Fontana’nın yapıtların değerli bir kısmı, CERN’deki Büyük Hadron Çarpıştırıcısı, Londra’daki Millennium Bridge, Normandiya kıyıları, San Francisco’daki sis düdükleri, balta girmemiş ormanlar, hidroelektrik türbinler ve kentsel alanlar üzere farklı kaynaklardan data toplayan canlı dinleme ağları oluşturuyor. Sanatçı, görsel ve mimari yerlere ait algılarımızla etkileşim kurarak bunları birer ses heykellerine dönüştürüyor. Sanatla teknolojiyi buluşturarak bilhassa etraf hassasiyetine eğilen Fontana, Arter’in siparişi üzerine hayata geçirdiği “İo’nun Yeni Sesi”nde İstanbul Boğazı’nın çeşitli noktalarında, Bizans periyodundan kalan Şerefiye Sarnıcı ve Yerebatan Sarnıcı’nda gerçekleştirdiği görüntü ve ses kayıtlarını temel alıyor.


Bir ses heykeli

“İo’nun Yeni Sesi”, ismini İstanbul Boğazı’na veren İo’nun mitolojik öyküsünden alıyor aslında. Öykü özetlemek gerekirse şu biçimde: İo, Yunan mitolojisinde Zeus’un karısı Hera’nın birinci rahibesi olarak kabul edilir. Zeus, İo’ya âşık olur ve onu Hera’nın gazabından korumak için beyaz bir ineğe dönüştürür. Hera’nın intikam almak için kendisine musallat ettiği at sineğinden kaçmaya çalışırken daima yer değiştirmek zorunda kalan İo, İyonya Denizi’ni aştıktan daha sonra İstanbul Boğazı’nı da yüzerek geçmesiyle Boğaz’ın “sığır geçidi” manasına gelen “Bosphorus” ismini almasını sağlar.
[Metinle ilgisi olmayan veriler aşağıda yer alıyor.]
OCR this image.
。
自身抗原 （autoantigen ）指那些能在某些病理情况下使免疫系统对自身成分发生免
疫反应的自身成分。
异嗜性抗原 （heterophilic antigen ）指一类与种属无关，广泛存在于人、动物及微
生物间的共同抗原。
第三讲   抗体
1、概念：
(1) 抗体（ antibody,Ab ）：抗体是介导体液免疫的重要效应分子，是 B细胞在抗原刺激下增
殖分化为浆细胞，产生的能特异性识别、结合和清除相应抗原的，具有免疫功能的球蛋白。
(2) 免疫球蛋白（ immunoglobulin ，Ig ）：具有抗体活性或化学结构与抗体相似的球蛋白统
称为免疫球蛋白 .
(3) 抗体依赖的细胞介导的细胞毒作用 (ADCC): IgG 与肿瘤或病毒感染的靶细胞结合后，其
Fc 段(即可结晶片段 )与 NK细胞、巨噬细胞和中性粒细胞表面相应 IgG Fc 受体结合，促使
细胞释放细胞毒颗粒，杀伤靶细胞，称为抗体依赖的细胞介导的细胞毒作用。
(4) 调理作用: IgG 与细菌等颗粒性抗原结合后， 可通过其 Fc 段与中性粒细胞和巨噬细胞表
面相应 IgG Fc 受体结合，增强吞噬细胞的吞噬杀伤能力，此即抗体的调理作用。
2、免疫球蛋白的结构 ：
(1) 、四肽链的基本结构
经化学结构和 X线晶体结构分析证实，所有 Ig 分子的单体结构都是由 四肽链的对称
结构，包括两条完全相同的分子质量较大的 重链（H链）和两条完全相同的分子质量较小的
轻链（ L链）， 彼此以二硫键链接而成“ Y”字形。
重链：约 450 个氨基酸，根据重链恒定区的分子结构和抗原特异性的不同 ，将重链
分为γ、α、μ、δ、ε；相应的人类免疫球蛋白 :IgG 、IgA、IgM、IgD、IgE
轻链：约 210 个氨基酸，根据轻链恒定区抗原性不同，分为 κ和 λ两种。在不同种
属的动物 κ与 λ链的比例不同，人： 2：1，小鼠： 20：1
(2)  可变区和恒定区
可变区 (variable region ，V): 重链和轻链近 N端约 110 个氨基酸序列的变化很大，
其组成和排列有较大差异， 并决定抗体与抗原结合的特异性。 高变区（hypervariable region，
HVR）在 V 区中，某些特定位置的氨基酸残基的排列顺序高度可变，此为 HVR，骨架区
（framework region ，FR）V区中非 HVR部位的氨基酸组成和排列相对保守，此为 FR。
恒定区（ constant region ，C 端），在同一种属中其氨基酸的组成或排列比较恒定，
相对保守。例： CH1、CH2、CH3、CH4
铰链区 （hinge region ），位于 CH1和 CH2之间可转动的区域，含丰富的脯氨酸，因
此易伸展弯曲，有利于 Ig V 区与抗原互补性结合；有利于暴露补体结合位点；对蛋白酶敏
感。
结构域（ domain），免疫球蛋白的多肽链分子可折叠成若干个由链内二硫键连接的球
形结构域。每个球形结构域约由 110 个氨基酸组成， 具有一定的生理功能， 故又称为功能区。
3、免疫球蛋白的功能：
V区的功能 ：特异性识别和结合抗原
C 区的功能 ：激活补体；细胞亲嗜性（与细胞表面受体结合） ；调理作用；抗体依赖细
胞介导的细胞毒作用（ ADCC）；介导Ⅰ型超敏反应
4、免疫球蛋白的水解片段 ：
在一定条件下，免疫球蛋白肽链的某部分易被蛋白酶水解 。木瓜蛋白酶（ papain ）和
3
Fontana’nın sekiz kanallı dijital kayıt aygıtı, akustik mikrofonlar, hidrofonlar ve ivmeölçerlerden oluşan taşınabilir kayıt stüdyosu aracılığıyla İstanbul’da topladığı ses bilgilerinin “bir daha konumlandırılması”, bu seslerin gece hoparlörlerle Yerebatan Sarnıcı’nda yayınlanması yoluyla gerçekleştirildi. Şerefiye Sarnıcı’ndan görsellerin yer aldığı projeksiyonla izleyiciyi karşılayan Karbon salonunda Fontana’nın sarnıçtaki ses kayıtları bu duvara yakın konumlanan sekiz hoparlörlük bir matris üzerinden duyuluyor. Bir ses heykeli olarak addebileceğimiz proje, suyun belleği açısından da değerli. ömrün kırılganlığını su üzerinden işaret eden Fontana, kendi ömür ortamını tahrip eden “bugünü” tarihi referansla aktarıyor.

Barış daveti

Bir küpün altı yüzünün yer ortasındaki dağılımını çağrıştıran altı yüzlü görüntü yerleştirmesi sarnıçlara Boğaz’ın sesini ve suyunu taşıyor. Boğaz ve sarnıçların ses alışverişinde görsel ve sesin birbirine manzumesine şahit oluyoruz. Bill Fontana hem de bir müzisyen. çabucak hemen 12 yaşındayken birinci senfonisini yazmış. ötürüsıyla tınıların müzikal kürasyonunu da muvaffakiyetle sağlıyor. Bu bir suya övgü senfonisi… Açılış toplantısında konuşan Arter Yöneticisi Melih Fereli, standın barış daveti yaptığına dikkat çekti. Rusya-Ukrayna içindeki savaşa değinen Fereli, “Bu standın başlangıçta sesle sanatın oluşmasına bir övgü olsun diye düşünmüştük. Tabi ki hâlâ daha o denli. Lakin Rusya’nın Ukrayna’ya karşı zalimce bir işgali var. Fontana’nın hümanist bir sanatçı olması vesilesiyle ve benim de o denli olmamdan ötürü bu standın çığlığının ve davetinin dünyadaki kalıcı barış olmasını istiyoruz. Ukrayna’daki savaş ve dünyadaki despotizm bir an evvel bitsin” dedi.

Notre Dame’ı kaydediyor

Bill Fontana şu sıralar 15 Nisan 2019’da meydana gelen dramatik yangında hasar nazarann Paris’teki tarihi Notre Dame Katedrali için bir proje hazırlığında. Yangında hasara uğramamış iki çanın sesini kaydeden sanatçı, “sessizliğin sesine ehemmiyet vermeye başladım” diyor. Katedralde yer alan 10 çanın çalmadığı vakit bile bir tınıya sahip olduğuna dikkat çeken Fontana, yeni projesinin önümüzdeki yaz sonuna gerçek Arter’de sergileneceğinin muştusunu de veriyor.